Casey is stabbed repeatedly while the phone is still off the hook, clutched in her hand.
This is where Craven really hits the home run.
Her parents, frantic and afraid, are running through the house, progressively seeing more traces of Ghostface's carnage. They're calling out for their daughter, clearly petrified something's happened to her. When her mother (Carla Hatley) picks up the phone to call the cops, she can hear Casey on the line. She's listening to her daughter getting murdered with no idea where she is or how to help her. She's powerless. Casey's father (David Booth) takes the phone as Casey lets out one last whimper and Ghostface presumably destroys the receiver.
Her father urges Casey's mother to drive to the neighbors' place and call from there as she pleads through heaving sobs, "Not my daughter!"
She opens the door clutching the car keys, steps outside, looks up and screams as she falls to her knees. Casey's father runs outside to investigate, and then we see it. Casey, hanging by the neck from the family's tree swing, disemboweled and swaying. Her father runs towards her almost as if he could save her, and suddenly the audience is watching from his point of view, bolting for the now deceased Casey, steam still rising off of her dangling intestines.
The impact (Matt's take)
We all understand the revolutionary impact "Scream" provided in the '90s, making "meta" happen in a significant, trendsetting way. Wes Craven and Kevin Williamson produced a slasher that poked fun at itself and an entire subgenre without hollow spoof humor. "Scream" is a masterclass of subversion, satire, and sickening kills, but the latter often gets shelved when conversations turn to the historical footprint "Scream" left on the horror universe.
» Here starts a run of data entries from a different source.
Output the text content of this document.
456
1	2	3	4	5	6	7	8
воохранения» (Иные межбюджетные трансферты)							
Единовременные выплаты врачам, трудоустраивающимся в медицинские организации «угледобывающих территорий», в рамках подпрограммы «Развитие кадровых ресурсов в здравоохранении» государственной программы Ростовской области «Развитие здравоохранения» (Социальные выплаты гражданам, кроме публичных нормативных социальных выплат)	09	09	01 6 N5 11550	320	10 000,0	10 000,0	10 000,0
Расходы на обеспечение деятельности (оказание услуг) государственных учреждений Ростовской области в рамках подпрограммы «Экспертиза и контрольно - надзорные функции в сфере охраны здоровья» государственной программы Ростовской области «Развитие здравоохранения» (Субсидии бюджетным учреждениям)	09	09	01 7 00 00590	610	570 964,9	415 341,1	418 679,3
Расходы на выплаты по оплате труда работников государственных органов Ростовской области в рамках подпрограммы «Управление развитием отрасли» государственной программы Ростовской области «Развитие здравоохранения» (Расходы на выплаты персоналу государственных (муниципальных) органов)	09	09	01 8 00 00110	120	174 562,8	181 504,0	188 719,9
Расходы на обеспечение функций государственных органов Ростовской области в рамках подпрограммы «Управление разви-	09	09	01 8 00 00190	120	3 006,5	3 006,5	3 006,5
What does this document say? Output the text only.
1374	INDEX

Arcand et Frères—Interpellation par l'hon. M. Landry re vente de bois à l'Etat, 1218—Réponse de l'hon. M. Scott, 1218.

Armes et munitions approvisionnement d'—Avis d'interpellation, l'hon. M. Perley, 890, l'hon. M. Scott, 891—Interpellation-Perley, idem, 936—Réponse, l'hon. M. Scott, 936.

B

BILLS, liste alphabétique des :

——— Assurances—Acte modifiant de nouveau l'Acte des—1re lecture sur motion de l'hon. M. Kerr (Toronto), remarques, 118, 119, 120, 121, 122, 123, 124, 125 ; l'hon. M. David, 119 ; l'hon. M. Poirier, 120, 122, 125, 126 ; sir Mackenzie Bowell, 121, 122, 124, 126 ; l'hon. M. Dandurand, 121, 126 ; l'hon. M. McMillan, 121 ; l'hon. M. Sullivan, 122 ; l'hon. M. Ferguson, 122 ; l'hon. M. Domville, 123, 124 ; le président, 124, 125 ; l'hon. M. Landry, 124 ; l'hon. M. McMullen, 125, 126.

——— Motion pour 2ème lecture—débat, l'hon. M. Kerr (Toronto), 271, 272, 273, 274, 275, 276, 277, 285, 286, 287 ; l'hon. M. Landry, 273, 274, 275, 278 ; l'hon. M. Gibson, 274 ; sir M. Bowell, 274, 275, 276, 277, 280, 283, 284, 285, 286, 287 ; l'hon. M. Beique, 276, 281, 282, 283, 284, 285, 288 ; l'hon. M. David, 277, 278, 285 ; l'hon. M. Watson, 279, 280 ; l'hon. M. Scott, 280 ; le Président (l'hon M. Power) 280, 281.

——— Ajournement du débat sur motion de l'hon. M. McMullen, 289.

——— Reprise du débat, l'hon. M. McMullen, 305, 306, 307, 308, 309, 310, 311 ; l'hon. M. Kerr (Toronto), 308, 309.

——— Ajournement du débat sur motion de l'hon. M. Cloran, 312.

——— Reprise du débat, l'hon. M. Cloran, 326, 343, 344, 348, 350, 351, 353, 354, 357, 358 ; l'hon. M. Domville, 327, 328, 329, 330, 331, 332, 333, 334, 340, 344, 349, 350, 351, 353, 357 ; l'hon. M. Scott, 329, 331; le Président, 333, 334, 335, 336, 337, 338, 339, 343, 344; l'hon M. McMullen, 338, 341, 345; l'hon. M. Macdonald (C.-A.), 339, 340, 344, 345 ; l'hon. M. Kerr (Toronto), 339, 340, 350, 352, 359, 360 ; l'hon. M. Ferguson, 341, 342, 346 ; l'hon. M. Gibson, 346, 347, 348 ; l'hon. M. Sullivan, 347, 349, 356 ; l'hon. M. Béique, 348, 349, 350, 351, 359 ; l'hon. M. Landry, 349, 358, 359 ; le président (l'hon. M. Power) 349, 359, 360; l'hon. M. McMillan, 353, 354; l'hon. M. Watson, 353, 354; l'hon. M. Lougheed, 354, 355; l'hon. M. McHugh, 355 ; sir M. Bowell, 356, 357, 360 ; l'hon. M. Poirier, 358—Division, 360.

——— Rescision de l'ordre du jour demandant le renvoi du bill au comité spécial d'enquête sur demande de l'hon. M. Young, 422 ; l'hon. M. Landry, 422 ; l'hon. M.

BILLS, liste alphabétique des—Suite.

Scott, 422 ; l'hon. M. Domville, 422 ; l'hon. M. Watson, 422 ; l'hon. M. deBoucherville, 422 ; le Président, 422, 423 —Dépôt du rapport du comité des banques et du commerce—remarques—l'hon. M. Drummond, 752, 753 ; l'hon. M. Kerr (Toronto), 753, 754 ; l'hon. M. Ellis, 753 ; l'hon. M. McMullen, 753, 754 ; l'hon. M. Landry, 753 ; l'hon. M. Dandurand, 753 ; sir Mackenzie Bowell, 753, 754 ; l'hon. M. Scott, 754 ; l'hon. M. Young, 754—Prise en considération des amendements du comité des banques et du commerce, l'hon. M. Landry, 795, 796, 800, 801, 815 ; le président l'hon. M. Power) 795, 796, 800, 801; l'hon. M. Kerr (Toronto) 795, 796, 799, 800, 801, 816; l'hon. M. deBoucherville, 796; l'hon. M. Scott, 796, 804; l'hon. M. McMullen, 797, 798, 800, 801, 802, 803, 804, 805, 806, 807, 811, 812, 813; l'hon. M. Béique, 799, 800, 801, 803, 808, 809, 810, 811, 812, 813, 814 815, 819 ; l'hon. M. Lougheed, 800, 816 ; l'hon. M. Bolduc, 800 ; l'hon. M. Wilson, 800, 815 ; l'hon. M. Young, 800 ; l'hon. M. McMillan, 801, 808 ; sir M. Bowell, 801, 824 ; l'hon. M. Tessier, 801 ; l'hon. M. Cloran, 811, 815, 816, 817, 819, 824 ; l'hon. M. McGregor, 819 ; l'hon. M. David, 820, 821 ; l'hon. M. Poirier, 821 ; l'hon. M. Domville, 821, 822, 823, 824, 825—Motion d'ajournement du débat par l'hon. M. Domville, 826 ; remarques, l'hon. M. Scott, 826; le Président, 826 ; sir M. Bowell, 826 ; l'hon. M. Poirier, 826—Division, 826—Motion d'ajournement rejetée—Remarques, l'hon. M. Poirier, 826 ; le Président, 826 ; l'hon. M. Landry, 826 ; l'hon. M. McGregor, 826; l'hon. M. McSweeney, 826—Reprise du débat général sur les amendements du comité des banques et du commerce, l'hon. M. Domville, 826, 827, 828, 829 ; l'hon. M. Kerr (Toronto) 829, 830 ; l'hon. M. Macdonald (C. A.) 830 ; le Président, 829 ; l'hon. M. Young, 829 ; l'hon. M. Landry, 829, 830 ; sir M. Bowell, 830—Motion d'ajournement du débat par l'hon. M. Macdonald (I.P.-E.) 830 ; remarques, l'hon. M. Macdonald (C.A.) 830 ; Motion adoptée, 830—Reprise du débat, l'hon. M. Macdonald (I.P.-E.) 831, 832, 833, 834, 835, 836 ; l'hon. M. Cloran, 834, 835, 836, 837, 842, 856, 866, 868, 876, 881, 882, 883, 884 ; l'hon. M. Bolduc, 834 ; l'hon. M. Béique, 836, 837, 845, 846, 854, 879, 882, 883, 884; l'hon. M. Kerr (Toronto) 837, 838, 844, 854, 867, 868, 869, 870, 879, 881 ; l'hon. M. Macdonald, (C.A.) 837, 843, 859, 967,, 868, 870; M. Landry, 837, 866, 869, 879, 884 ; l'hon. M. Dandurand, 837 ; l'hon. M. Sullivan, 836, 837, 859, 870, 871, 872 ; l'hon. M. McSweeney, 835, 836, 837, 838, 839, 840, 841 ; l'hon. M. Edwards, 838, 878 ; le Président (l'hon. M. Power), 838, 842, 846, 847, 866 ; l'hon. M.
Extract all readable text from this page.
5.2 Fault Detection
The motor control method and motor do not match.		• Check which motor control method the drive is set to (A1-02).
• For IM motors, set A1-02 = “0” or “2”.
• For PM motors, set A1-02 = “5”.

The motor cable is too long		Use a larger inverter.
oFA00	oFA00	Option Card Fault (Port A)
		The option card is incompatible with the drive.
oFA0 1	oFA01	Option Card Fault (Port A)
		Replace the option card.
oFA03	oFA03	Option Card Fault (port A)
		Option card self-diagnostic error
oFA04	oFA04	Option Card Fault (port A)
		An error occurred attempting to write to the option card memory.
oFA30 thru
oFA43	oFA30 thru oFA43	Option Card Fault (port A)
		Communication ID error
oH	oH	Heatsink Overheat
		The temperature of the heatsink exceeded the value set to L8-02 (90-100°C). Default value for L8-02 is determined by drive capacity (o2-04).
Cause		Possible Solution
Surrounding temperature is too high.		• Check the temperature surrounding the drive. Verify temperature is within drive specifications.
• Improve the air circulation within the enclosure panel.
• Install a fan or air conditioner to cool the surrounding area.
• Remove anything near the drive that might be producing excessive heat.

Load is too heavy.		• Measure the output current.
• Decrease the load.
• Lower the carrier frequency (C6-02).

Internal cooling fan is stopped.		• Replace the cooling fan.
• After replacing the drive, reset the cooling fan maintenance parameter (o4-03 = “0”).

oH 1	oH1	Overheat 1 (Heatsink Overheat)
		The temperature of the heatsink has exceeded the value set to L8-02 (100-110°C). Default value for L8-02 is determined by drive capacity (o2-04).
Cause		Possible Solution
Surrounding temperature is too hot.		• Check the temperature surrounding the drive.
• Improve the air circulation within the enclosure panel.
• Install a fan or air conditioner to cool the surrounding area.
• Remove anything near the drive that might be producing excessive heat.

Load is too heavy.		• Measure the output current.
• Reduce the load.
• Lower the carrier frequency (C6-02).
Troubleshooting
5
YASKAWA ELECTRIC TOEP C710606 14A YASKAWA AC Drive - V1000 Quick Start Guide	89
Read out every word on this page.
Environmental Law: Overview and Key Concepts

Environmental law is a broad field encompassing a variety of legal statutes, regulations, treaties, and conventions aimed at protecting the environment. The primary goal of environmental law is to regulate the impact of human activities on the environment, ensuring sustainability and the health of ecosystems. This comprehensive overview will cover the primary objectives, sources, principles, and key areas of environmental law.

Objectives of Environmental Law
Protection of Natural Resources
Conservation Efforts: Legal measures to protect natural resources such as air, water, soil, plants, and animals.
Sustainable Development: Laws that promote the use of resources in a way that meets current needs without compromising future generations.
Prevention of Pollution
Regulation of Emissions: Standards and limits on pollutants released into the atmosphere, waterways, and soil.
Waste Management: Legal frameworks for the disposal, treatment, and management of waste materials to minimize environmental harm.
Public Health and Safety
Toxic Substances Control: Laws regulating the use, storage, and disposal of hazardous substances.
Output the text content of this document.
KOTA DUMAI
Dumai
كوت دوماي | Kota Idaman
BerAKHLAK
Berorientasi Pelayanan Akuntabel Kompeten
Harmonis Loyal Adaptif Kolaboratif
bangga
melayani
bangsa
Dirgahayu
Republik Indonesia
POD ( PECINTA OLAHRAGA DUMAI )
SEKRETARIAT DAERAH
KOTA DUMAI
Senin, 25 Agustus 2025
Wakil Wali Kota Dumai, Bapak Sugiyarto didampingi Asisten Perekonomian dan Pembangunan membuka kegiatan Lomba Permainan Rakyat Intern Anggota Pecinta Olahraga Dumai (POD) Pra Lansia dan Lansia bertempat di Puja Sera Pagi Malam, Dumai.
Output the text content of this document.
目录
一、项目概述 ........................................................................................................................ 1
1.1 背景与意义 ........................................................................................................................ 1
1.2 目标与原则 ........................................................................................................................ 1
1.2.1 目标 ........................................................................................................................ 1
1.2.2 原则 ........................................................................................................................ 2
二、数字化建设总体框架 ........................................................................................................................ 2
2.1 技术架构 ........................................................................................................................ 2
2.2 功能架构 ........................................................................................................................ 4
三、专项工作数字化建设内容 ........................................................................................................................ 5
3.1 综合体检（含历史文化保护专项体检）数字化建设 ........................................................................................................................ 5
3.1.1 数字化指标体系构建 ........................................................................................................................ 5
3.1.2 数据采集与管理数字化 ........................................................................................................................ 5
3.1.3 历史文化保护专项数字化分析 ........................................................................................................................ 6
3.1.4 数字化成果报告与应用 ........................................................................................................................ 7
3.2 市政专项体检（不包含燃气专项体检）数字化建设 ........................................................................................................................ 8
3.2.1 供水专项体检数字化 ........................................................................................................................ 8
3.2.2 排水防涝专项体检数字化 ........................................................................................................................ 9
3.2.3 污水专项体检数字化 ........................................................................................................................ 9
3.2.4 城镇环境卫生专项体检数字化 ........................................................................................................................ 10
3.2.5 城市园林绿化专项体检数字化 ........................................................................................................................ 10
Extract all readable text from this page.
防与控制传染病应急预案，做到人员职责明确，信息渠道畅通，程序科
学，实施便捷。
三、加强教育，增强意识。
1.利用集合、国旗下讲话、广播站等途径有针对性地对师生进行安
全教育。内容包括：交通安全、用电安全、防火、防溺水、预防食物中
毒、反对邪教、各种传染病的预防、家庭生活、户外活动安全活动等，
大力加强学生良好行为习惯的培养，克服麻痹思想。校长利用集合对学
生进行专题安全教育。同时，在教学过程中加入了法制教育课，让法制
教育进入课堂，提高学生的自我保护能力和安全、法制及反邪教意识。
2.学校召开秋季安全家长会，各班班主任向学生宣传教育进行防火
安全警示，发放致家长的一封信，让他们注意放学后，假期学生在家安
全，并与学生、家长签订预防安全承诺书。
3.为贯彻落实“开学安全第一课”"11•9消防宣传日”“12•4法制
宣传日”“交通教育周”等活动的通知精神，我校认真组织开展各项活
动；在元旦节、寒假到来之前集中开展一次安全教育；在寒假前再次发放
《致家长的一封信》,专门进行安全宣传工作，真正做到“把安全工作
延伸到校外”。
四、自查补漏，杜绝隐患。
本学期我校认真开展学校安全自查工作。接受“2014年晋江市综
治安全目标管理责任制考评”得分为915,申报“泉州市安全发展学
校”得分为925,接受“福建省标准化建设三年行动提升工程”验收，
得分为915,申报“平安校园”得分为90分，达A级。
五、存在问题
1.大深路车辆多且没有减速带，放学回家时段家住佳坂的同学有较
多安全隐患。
Casey's death is a gruesome reminder that Craven mutilates teens as well as he slays a clever narrative.
Killing Drew Barrymore like livestock in a slaughterhouse after mere minutes sets the audience up for continued unknowns. "Scream" takes tremendous strides to ensure viewers have no idea what could happen next because Craven introduces his killer and provides an exceptional murder before we even greet the main cast. That alone jumpstarts fear that tingles a bit pricklier, given the asserted air of unpredictability. If Ghostface can kill an American sweetheart before her Jiffy pops, who's to say there'll be structural rhyme or reason to what follows?
The greatest weapon in a horror filmmaker's arsenal is forgone expectations, thanks to creeping anxiety that won't stop nagging as convention goes head-first into a woodchipper.
Casey Becker dies brutally as a warning and promise. Her entrails spill over the green suburban lawn as a disruption of pleasant teen-flick ecosystems. Ghostface toys with his prey, pushing Casey to the brink of pure terror like he's feeding off the blonde's bloodcurdling shrieks. There's a punishing inhumanity to Ghostface's unwinnable game of trivia before finally carving Casey like a jack-o-lantern. It's a terrifying scene that kickstarts the heart of "Scream" with the clean stab of cold steel before anyone even has a chance to react.